Some recipes call for eggs or egg yolks and sometimes vinegar or lemon juice. In my family that’s called cheating. But lots of people swear by it. This recipe uses a combination of shortening and butter mixed with all purpose flour, a bit of salt and cold water. That’s it.
Here’s the recipe:
Perfect Pie Pastry Makes 2 single pie crusts or 1 double crust Ingredients 2 cups all purpose flour 1/2 tsp salt 1/3 cup shortening 1/3 cup unsalted butter 1/4 - 1/3 cup ice water Method Add flour and salt to food processor. Cut very cold butter and shortening into chunks. Add to flour mixture and pulse in short bursts until the flour becomes coarse and fat is reduced to small chunks, approximately the size of peas.
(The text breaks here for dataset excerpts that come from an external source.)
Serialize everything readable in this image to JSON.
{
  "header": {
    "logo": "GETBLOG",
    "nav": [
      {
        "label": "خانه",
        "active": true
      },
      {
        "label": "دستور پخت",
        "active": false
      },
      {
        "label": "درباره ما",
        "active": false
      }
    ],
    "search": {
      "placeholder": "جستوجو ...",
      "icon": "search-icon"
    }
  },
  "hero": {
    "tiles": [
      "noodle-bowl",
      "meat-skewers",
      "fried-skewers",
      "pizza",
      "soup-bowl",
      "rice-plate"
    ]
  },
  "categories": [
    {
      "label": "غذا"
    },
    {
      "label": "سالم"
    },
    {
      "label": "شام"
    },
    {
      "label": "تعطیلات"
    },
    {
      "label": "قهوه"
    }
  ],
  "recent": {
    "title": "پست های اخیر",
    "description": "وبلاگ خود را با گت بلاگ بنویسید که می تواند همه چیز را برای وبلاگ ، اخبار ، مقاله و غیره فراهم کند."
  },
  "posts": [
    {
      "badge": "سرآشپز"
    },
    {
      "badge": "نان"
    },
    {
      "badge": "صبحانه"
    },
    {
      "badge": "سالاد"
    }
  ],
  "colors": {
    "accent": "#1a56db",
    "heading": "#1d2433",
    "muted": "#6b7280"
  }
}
Slowly add ice water in spoonfuls and pulse between each addition until most of the dough is combined. Pour onto plastic wrap, press into a disc, seal tightly and refrigerate a minimum of 30 minutes. You can make the dough a day in advance or freeze for 2-3 months. Unwrap dough and roll on a floured surface with a floured rolling pin. Flip the dough a few times when first rolling, keeping it well floured on both sides. Roll up and down from the middle, turn the dough a quarter turn after each roll. Roll into a circle at least a few inches larger than the pie plate. Gently roll the dough over the rolling pin and carefully lower onto the pie plate, adjusting as necessary to be centered and sunk into pie plate. Trim as necessary. If pre-baking for unbaked pie filling, bake on the lower rack in the oven at 400 degrees for 10 minutes, then reduce to 350 for about 30 minutes. To prevent the crust from puffing up you can add dried beans or rice over foil, parchment or a coffee filter while baking. Some recipes recommend pricking the bottom with a fork after baking. For filled baked pies, bake on the lower rack following recipe directions for heat and timing. Usually starting at a higher temperature and reducing after 10 minutes is recommended. If your pastry edges are browning too quickly, you can cover the edge. There are silicone edge covers available, but you can make your own using a tin pie plate and cutting a circle out of the centre or using strips of foil scrunched into the correct shape.